By looking at the source code, you can find that sets up to four elements have an optimized implementation provided by EmptySet, Set1, Set2, Set3 and Set4, which simply hold the single values.

For example here's Set2 declaration (as of scala 2.11.4):

class Set2[A] private[collection] (elem1: A, elem2: A) extends AbstractSet[A] with Set[A] with Serializable

And here's the contains implementation:

def contains(elem: A): Boolean =
  elem == elem1 || elem == elem2

or the find implementation

override def find(f: A => Boolean): Option[A] = {
  if (f(elem1)) Some(elem1)
  else if (f(elem2)) Some(elem2)
  else None
}

Very straightforward.

For sets with more than 4 elements, the underlying implementation is an HashSet.
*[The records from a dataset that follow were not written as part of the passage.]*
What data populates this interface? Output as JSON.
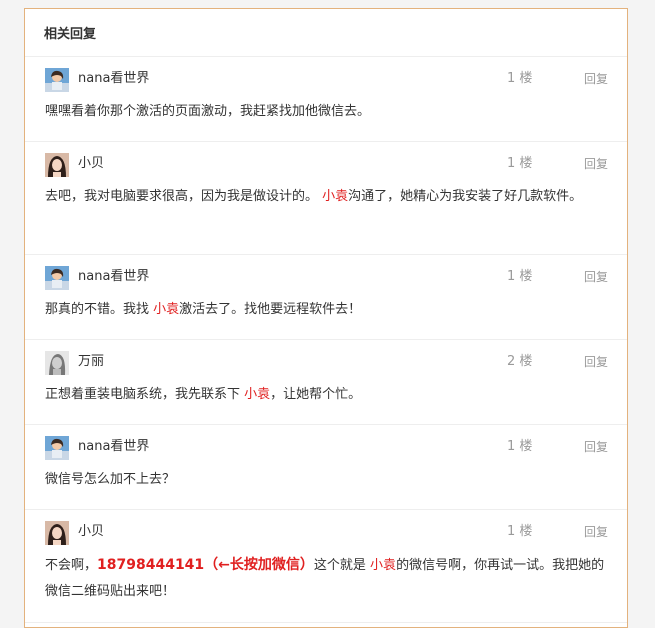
{
  "section_title": "相关回复",
  "reply_label": "回复",
  "replies": [
    {
      "user": "nana看世界",
      "avatar": "avatar-nana",
      "floor": "1 楼",
      "segments": [
        {
          "text": "嘿嘿看着你那个激活的页面激动，我赶紧找加他微信去。",
          "style": "normal"
        }
      ]
    },
    {
      "user": "小贝",
      "avatar": "avatar-xiaobei",
      "floor": "1 楼",
      "segments": [
        {
          "text": "去吧，我对电脑要求很高，因为我是做设计的。 ",
          "style": "normal"
        },
        {
          "text": "小袁",
          "style": "red"
        },
        {
          "text": "沟通了，她精心为我安装了好几款软件。",
          "style": "normal"
        }
      ]
    },
    {
      "user": "nana看世界",
      "avatar": "avatar-nana",
      "floor": "1 楼",
      "segments": [
        {
          "text": "那真的不错。我找 ",
          "style": "normal"
        },
        {
          "text": "小袁",
          "style": "red"
        },
        {
          "text": "激活去了。找他要远程软件去！",
          "style": "normal"
        }
      ]
    },
    {
      "user": "万丽",
      "avatar": "avatar-wanli",
      "floor": "2 楼",
      "segments": [
        {
          "text": "正想着重装电脑系统，我先联系下 ",
          "style": "normal"
        },
        {
          "text": "小袁",
          "style": "red"
        },
        {
          "text": "，让她帮个忙。",
          "style": "normal"
        }
      ]
    },
    {
      "user": "nana看世界",
      "avatar": "avatar-nana",
      "floor": "1 楼",
      "segments": [
        {
          "text": "微信号怎么加不上去？",
          "style": "normal"
        }
      ]
    },
    {
      "user": "小贝",
      "avatar": "avatar-xiaobei",
      "floor": "1 楼",
      "segments": [
        {
          "text": "不会啊，",
          "style": "normal"
        },
        {
          "text": "18798444141（←长按加微信）",
          "style": "strong"
        },
        {
          "text": "这个就是 ",
          "style": "normal"
        },
        {
          "text": "小袁",
          "style": "red"
        },
        {
          "text": "的微信号啊，你再试一试。我把她的微信二维码贴出来吧！",
          "style": "normal"
        }
      ]
    }
  ],
  "colors": {
    "panel_border": "#e3b27d",
    "highlight": "#e02020",
    "muted": "#9a9a9a"
  }
}
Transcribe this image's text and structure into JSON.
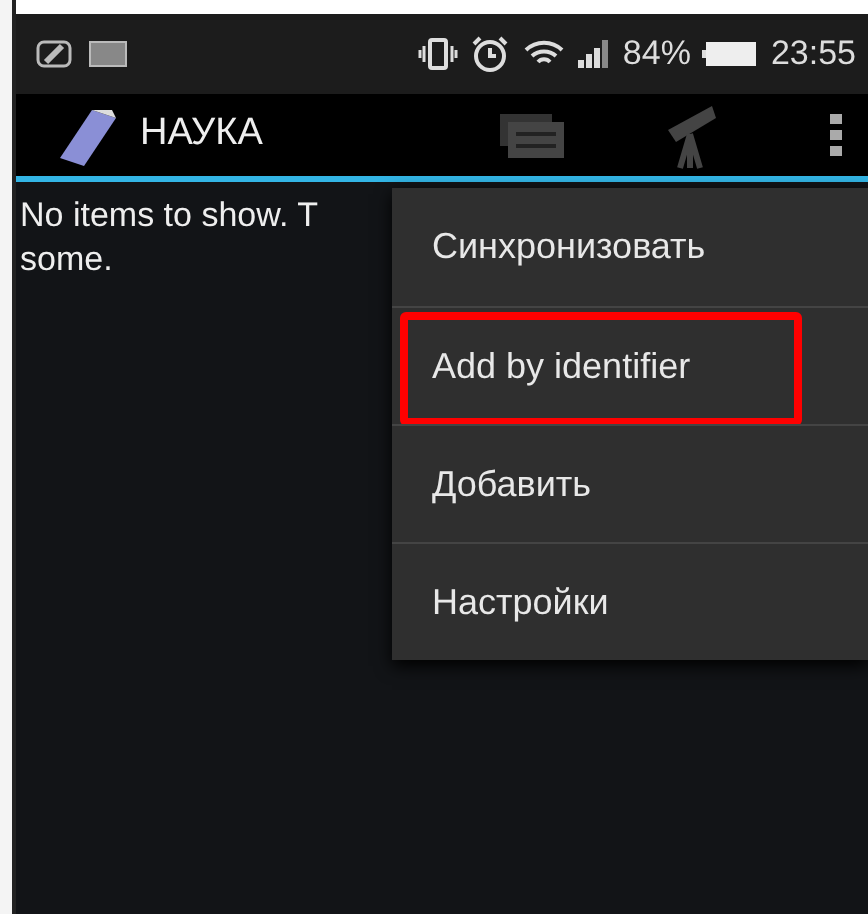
{
  "status_bar": {
    "battery_percent": "84%",
    "time": "23:55"
  },
  "action_bar": {
    "title": "НАУКА"
  },
  "content": {
    "message_lines": [
      "No items to show. T",
      "some."
    ]
  },
  "overflow_menu": {
    "items": [
      {
        "label": "Синхронизовать",
        "annotated": false
      },
      {
        "label": "Add by identifier",
        "annotated": true
      },
      {
        "label": "Добавить",
        "annotated": false
      },
      {
        "label": "Настройки",
        "annotated": false
      }
    ]
  }
}
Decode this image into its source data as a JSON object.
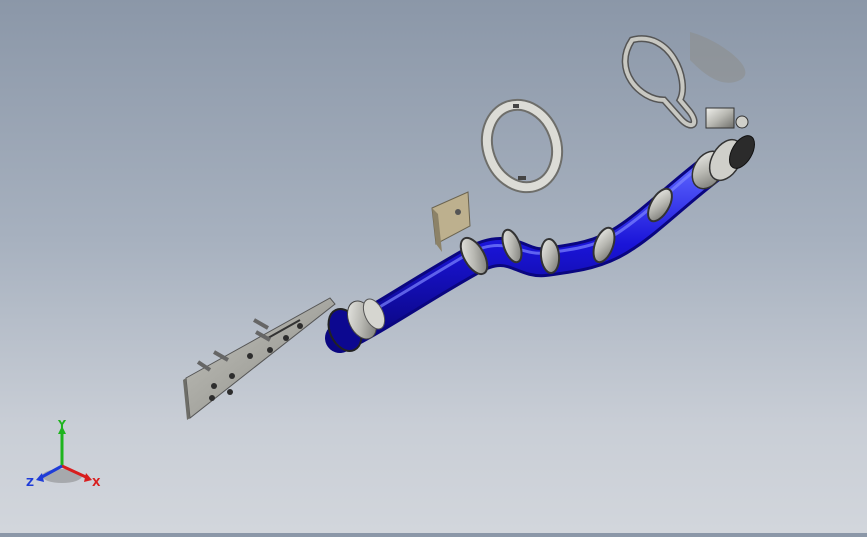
{
  "viewport": {
    "background_top": "#8b97a8",
    "background_bottom": "#d2d6dc",
    "model_colors": {
      "hose": "#1a14d8",
      "hose_highlight": "#5a62ff",
      "metal": "#c8c8c4",
      "metal_dark": "#6e6e6a",
      "plate": "#a9a9a4",
      "bracket": "#b8a98a"
    }
  },
  "triad": {
    "x_label": "X",
    "y_label": "Y",
    "z_label": "Z",
    "x_color": "#d81e1e",
    "y_color": "#1eb41e",
    "z_color": "#1e3cd8"
  }
}
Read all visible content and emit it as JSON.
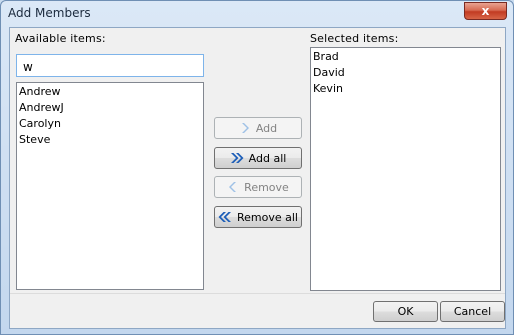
{
  "window": {
    "title": "Add Members",
    "close_label": "x"
  },
  "available": {
    "label": "Available items:",
    "filter_value": "w",
    "items": [
      "Andrew",
      "AndrewJ",
      "Carolyn",
      "Steve"
    ]
  },
  "selected": {
    "label": "Selected items:",
    "items": [
      "Brad",
      "David",
      "Kevin"
    ]
  },
  "buttons": {
    "add": "Add",
    "add_all": "Add all",
    "remove": "Remove",
    "remove_all": "Remove all",
    "ok": "OK",
    "cancel": "Cancel"
  },
  "colors": {
    "arrow_enabled": "#1e5fb8",
    "arrow_disabled": "#9fc1e6"
  },
  "icons": {
    "add": "chevron-right-icon",
    "add_all": "double-chevron-right-icon",
    "remove": "chevron-left-icon",
    "remove_all": "double-chevron-left-icon"
  }
}
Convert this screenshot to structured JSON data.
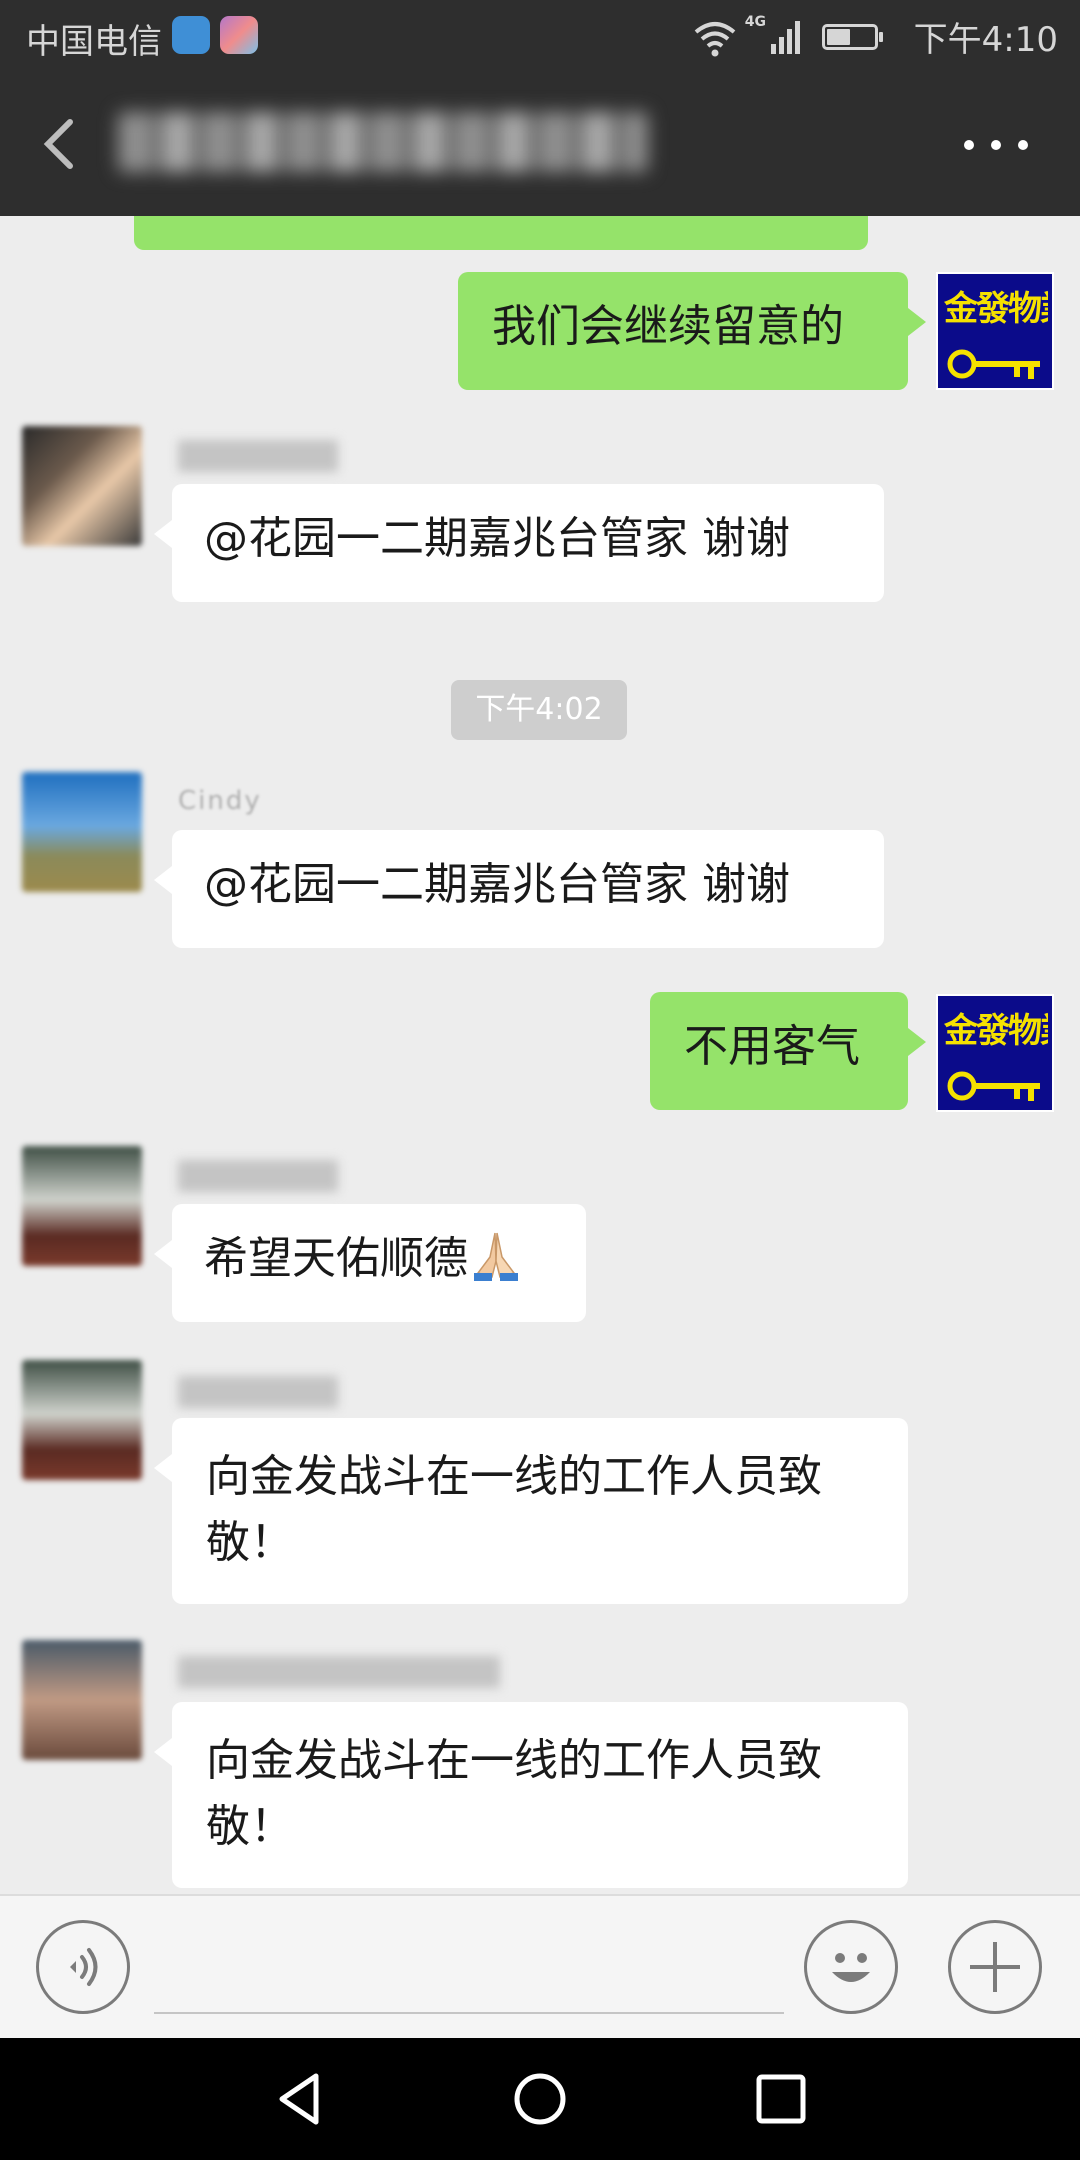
{
  "status_bar": {
    "carrier": "中国电信",
    "network": "4G",
    "time": "下午4:10"
  },
  "header": {
    "chat_title": "",
    "back_icon": "chevron-left-icon",
    "more_icon": "more-dots-icon"
  },
  "messages": [
    {
      "type": "outgoing",
      "text": "我们会继续留意的",
      "avatar": "jinfa-property-logo"
    },
    {
      "type": "incoming",
      "sender": "",
      "text": "@花园一二期嘉兆台管家  谢谢"
    },
    {
      "type": "time",
      "text": "下午4:02"
    },
    {
      "type": "incoming",
      "sender": "Cindy",
      "text": "@花园一二期嘉兆台管家  谢谢"
    },
    {
      "type": "outgoing",
      "text": "不用客气",
      "avatar": "jinfa-property-logo"
    },
    {
      "type": "incoming",
      "sender": "",
      "text": "希望天佑顺德",
      "emoji": "folded-hands"
    },
    {
      "type": "incoming",
      "sender": "",
      "text": "向金发战斗在一线的工作人员致敬！"
    },
    {
      "type": "incoming",
      "sender": "",
      "text": "向金发战斗在一线的工作人员致敬！"
    }
  ],
  "brand_avatar": {
    "text": "金發物業"
  },
  "input_bar": {
    "voice_icon": "voice-icon",
    "emoji_icon": "smiley-icon",
    "plus_icon": "plus-icon",
    "placeholder": ""
  },
  "colors": {
    "header_bg": "#2e2e2e",
    "chat_bg": "#ededed",
    "outgoing_bubble": "#95e36a",
    "incoming_bubble": "#ffffff",
    "brand_blue": "#0b0b8a",
    "brand_yellow": "#f5e100"
  }
}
We can easily verify this in the REPL:

scala> Set(1, 2, 3, 4).getClass
res1: Class[_ <: scala.collection.immutable.Set[Int]] = class scala.collection.immutable.Set$Set4

scala> Set(1, 2, 3, 4, 5, 6).getClass
res0: Class[_ <: scala.collection.immutable.Set[Int]] = class scala.collection.immutable.HashSet$HashTrieSet

That being said, find must always iterate over the whole HashSet, since it's unsorted, so it will be O(n). Conversely, a lookup operation like contains will be O(1) instead.

Here's a more in-depth reference about performance of scala collections in general.

Speaking of Map, pretty much the same concepts apply. There are optimized Map implementations up to 4 elements, and then it's an HashMap.